Perché la madre biologica è per forza migliore di quella adottiva?

Serpeggia, infatti, questa (obsoleta) idea che soltanto una madre biologica possa garantire il meglio al proprio figlio. Se così fosse, verrebbe da dire, povero mondo a fronte di certe notizie di cronaca o di neonati abbandonati nei cassonetti.
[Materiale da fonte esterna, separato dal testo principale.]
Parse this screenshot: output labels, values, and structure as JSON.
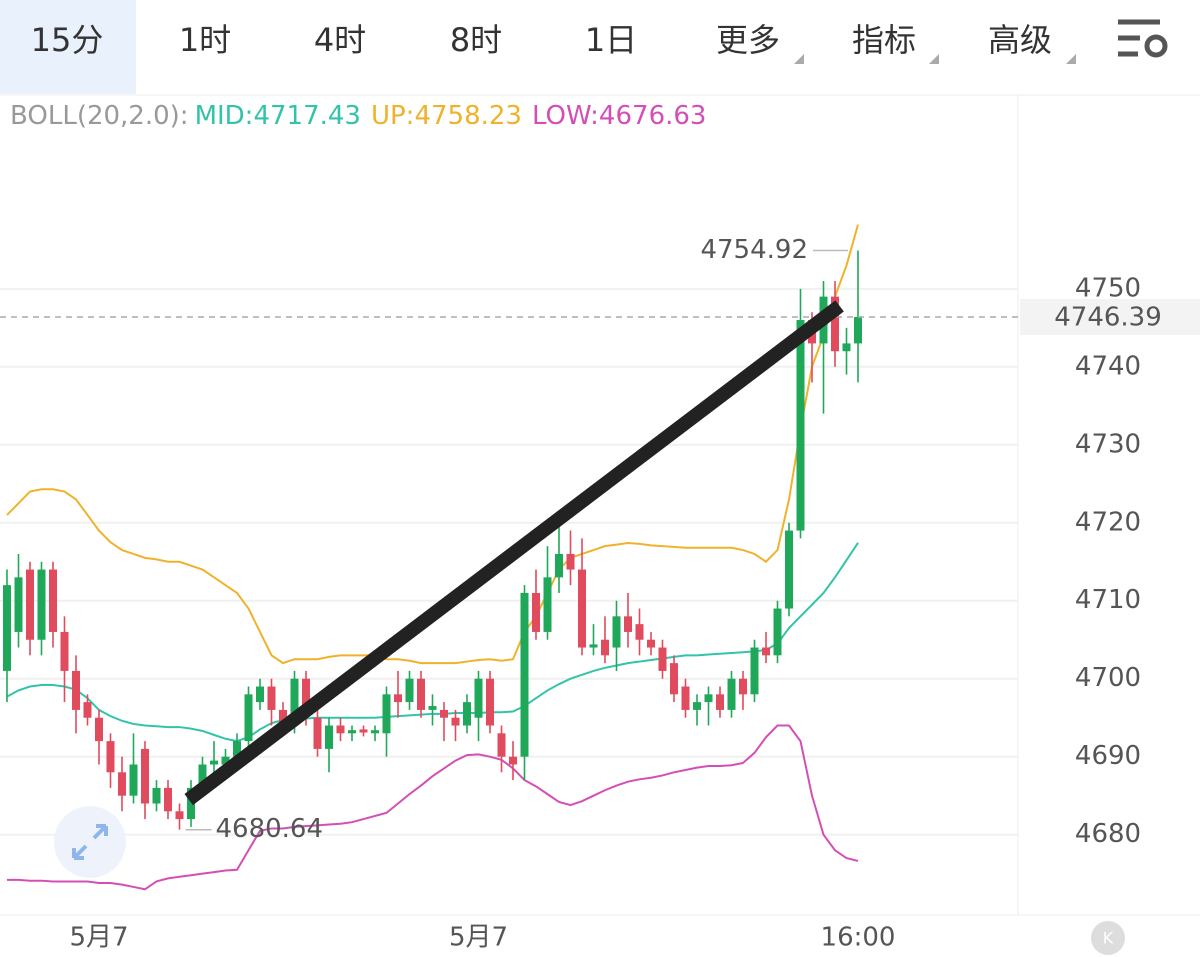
{
  "tabs": [
    "15分",
    "1时",
    "4时",
    "8时",
    "1日",
    "更多",
    "指标",
    "高级"
  ],
  "chart_data": {
    "type": "candlestick",
    "indicator": "BOLL(20,2.0):",
    "categories": [
      null,
      null,
      null,
      null,
      null,
      null,
      null,
      null,
      "5月7",
      null,
      null,
      null,
      null,
      null,
      null,
      null,
      null,
      null,
      null,
      null,
      null,
      null,
      null,
      null,
      null,
      null,
      null,
      null,
      null,
      null,
      null,
      null,
      null,
      null,
      null,
      null,
      null,
      null,
      null,
      null,
      null,
      "5月7",
      null,
      null,
      null,
      null,
      null,
      null,
      null,
      null,
      null,
      null,
      null,
      null,
      null,
      null,
      null,
      null,
      null,
      null,
      null,
      null,
      null,
      null,
      null,
      null,
      null,
      null,
      null,
      null,
      null,
      null,
      null,
      null,
      "16:00"
    ],
    "open": [
      4701,
      4706,
      4714,
      4705,
      4714,
      4706,
      4701,
      4697,
      4695,
      4692,
      4688,
      4685,
      4691,
      4684,
      4686,
      4683,
      4682,
      4686,
      4689,
      4689,
      4690,
      4692,
      4697,
      4699,
      4696,
      4694,
      4700,
      4695,
      4691,
      4694,
      4693,
      4693.5,
      4693,
      4693,
      4698,
      4697,
      4700,
      4696,
      4696,
      4695,
      4694,
      4695,
      4700,
      4693,
      4690,
      4690,
      4711,
      4706,
      4713,
      4716,
      4714,
      4704,
      4705,
      4704,
      4708,
      4707,
      4705,
      4704,
      4702,
      4699,
      4696,
      4697,
      4698,
      4696,
      4700,
      4698,
      4704,
      4703,
      4709,
      4719,
      4746,
      4743,
      4749,
      4742,
      4743
    ],
    "high": [
      4714,
      4716,
      4715,
      4715,
      4715,
      4708,
      4703,
      4698,
      4696,
      4693,
      4690,
      4693,
      4692,
      4687,
      4687,
      4684,
      4687,
      4690,
      4692,
      4691,
      4693,
      4699,
      4700,
      4700,
      4697,
      4701,
      4701,
      4696,
      4695,
      4695,
      4694,
      4694,
      4694,
      4699,
      4701,
      4701,
      4701,
      4698,
      4697,
      4696,
      4698,
      4701,
      4701,
      4694,
      4692,
      4712,
      4714,
      4717,
      4720,
      4719,
      4718,
      4707,
      4708,
      4710,
      4711,
      4709,
      4706,
      4705,
      4703,
      4700,
      4698,
      4699,
      4699,
      4701,
      4701,
      4705,
      4706,
      4710,
      4720,
      4750,
      4747,
      4751,
      4751,
      4745,
      4754.92
    ],
    "low": [
      4697,
      4704,
      4703,
      4703,
      4704,
      4697,
      4693,
      4694,
      4689,
      4686,
      4683,
      4684,
      4682,
      4683,
      4682,
      4680.64,
      4681,
      4685,
      4688,
      4688,
      4689,
      4691,
      4696,
      4694,
      4693,
      4693,
      4694,
      4690,
      4688,
      4692,
      4692,
      4692.6,
      4692,
      4690,
      4695,
      4696,
      4695,
      4694,
      4692,
      4692,
      4693,
      4692,
      4693,
      4688,
      4687,
      4687,
      4705,
      4705,
      4711,
      4712,
      4703,
      4703,
      4702,
      4701,
      4704,
      4703,
      4703,
      4700,
      4697,
      4695,
      4694,
      4694,
      4695,
      4695,
      4696,
      4697,
      4702,
      4702,
      4708,
      4718,
      4738,
      4734,
      4740,
      4739,
      4738
    ],
    "close": [
      4712,
      4713,
      4705,
      4714,
      4706,
      4701,
      4696,
      4695,
      4692,
      4688,
      4685,
      4689,
      4684,
      4686,
      4683,
      4682,
      4686,
      4689,
      4689.5,
      4690,
      4692,
      4698,
      4699,
      4696,
      4694,
      4700,
      4696,
      4691,
      4694,
      4693,
      4693.4,
      4693.1,
      4693.4,
      4698,
      4697,
      4700,
      4696,
      4696.5,
      4695,
      4694,
      4697,
      4700,
      4694,
      4690,
      4689,
      4711,
      4706,
      4713,
      4716,
      4714,
      4704,
      4704.4,
      4703,
      4708,
      4706,
      4705,
      4704,
      4701,
      4698,
      4696,
      4697,
      4698,
      4696,
      4700,
      4698,
      4704,
      4703,
      4709,
      4719,
      4746,
      4743,
      4749,
      4742,
      4743,
      4746.39
    ],
    "up_color": "#1fa85a",
    "down_color": "#e04b5d",
    "bands": [
      {
        "label": "MID:4717.43",
        "color": "#33c3a8",
        "values": [
          4697.7,
          4698.5,
          4699,
          4699.2,
          4699.2,
          4699,
          4698.6,
          4697.5,
          4696,
          4695.2,
          4694.6,
          4694.2,
          4694,
          4693.9,
          4693.8,
          4693.8,
          4693.6,
          4693.3,
          4692.8,
          4692.3,
          4692,
          4692.5,
          4693.5,
          4694.3,
          4694.7,
          4694.8,
          4694.9,
          4695,
          4695,
          4695,
          4695,
          4695,
          4695,
          4695.1,
          4695.2,
          4695.3,
          4695.4,
          4695.5,
          4695.5,
          4695.6,
          4695.6,
          4695.6,
          4695.7,
          4695.7,
          4695.8,
          4696.5,
          4697.5,
          4698.5,
          4699.3,
          4700,
          4700.5,
          4701,
          4701.4,
          4701.7,
          4702,
          4702.2,
          4702.4,
          4702.6,
          4702.8,
          4703,
          4703,
          4703.1,
          4703.2,
          4703.3,
          4703.4,
          4703.5,
          4703.7,
          4704.5,
          4706.5,
          4708,
          4709.5,
          4711,
          4713,
          4715.2,
          4717.43
        ]
      },
      {
        "label": "UP:4758.23",
        "color": "#f0b22a",
        "values": [
          4721,
          4722.5,
          4724,
          4724.3,
          4724.3,
          4724,
          4723,
          4721,
          4719,
          4717.5,
          4716.5,
          4716,
          4715.5,
          4715.3,
          4715,
          4715,
          4714.5,
          4714,
          4713,
          4712,
          4711,
          4709,
          4706,
          4703,
          4702,
          4702.5,
          4702.5,
          4702.5,
          4702.8,
          4703,
          4703,
          4703,
          4703,
          4702.5,
          4702.5,
          4702.3,
          4702,
          4702,
          4702,
          4702,
          4702.2,
          4702.4,
          4702.5,
          4702.3,
          4702.5,
          4706,
          4708,
          4711,
          4714,
          4715.5,
          4716,
          4716.5,
          4717,
          4717.2,
          4717.4,
          4717.3,
          4717.1,
          4717,
          4716.9,
          4716.8,
          4716.8,
          4716.8,
          4716.8,
          4716.8,
          4716.5,
          4716,
          4715,
          4716.5,
          4723,
          4732,
          4740,
          4744,
          4749,
          4753,
          4758.23
        ]
      },
      {
        "label": "LOW:4676.63",
        "color": "#d34fb5",
        "values": [
          4674.2,
          4674.2,
          4674.1,
          4674.1,
          4674,
          4674,
          4674,
          4674,
          4673.8,
          4673.8,
          4673.6,
          4673.3,
          4673,
          4674,
          4674.4,
          4674.6,
          4674.8,
          4675,
          4675.2,
          4675.4,
          4675.5,
          4678,
          4680.5,
          4680.8,
          4680.8,
          4681,
          4681.1,
          4681.2,
          4681.3,
          4681.4,
          4681.6,
          4682,
          4682.4,
          4682.8,
          4684,
          4685.2,
          4686.3,
          4687.5,
          4688.5,
          4689.5,
          4690.2,
          4690.3,
          4690,
          4689.6,
          4688.5,
          4687,
          4686.2,
          4685.2,
          4684.2,
          4683.8,
          4684.3,
          4685,
          4685.7,
          4686.3,
          4686.8,
          4687.1,
          4687.3,
          4687.6,
          4688,
          4688.3,
          4688.6,
          4688.8,
          4688.8,
          4688.9,
          4689.2,
          4690.5,
          4692.5,
          4694,
          4694,
          4692,
          4685,
          4680,
          4678,
          4677,
          4676.63
        ]
      }
    ],
    "trend_line": {
      "x": [
        15.8,
        72.4
      ],
      "y": [
        4684.5,
        4747.8
      ],
      "color": "#222222"
    },
    "ylim": [
      4669.7,
      4774.6
    ],
    "yticks": [
      4680,
      4690,
      4700,
      4710,
      4720,
      4730,
      4740,
      4750
    ],
    "grid": true
  }
}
La verità, piaccia o meno, come confermano le professioniste che da anni operano nel settore dei minori, è che il legame di sangue spesso è sopravvalutato rispetto ad altre priorità come l’essere in condizioni di stabilità emotiva che consentono di amare e accudire in maniera sana. E ridurla a una questione di supporto economico, significa non aver per nulla chiaro di cosa ha realmente bisogno un bimbo per crescere.

E se, capovolgendo per una volta la lettura, non fossimo noi a dover insegnare qualcosa a queste madri, che si sono staccate dai propri figli lasciandoli in ospedale (o nei pressi) perché consapevoli di non poter dar loro il meglio, ma fossero loro che ci insegnassero che uscire da certi stereotipi potrebbe soltanto fare del bene alla nostra società? Come mai, per esempio, nessuno ha fatto degli appelli al padre biologico? Ma soltanto alla madre? Si dà sempre per scontato che in quanto madre tocchi a lei, e che un padre possa dire “non ci riesco”, massì lo perdoniamo, anzi neanche ce lo aspettiamo, ma una madre no. Una madre deve essere madre. Anche se non può.

Le donne che hanno consegnato – non abbandonato – i loro piccoli alle culle per la vita di Milano e Bergamo, hanno dato una lezione, in silenzio, di responsabilità. Non può essere un caso che, nel giro di poche settimane, due persone abbiano utilizzato le culle per la vita, lasciando i neonati in sicurezza, quando le statistiche ci dicono (per esempio) che quella di Bergamo non era mai stata utilizzata. Consegnare, non abbandonare: il dolore che c’è dietro non lo conosceremo mai, ma già accettare che non tutto si sistemi con un assegno mensile e che essere buone madri necessita di più, sarebbe un bel passo di civiltà.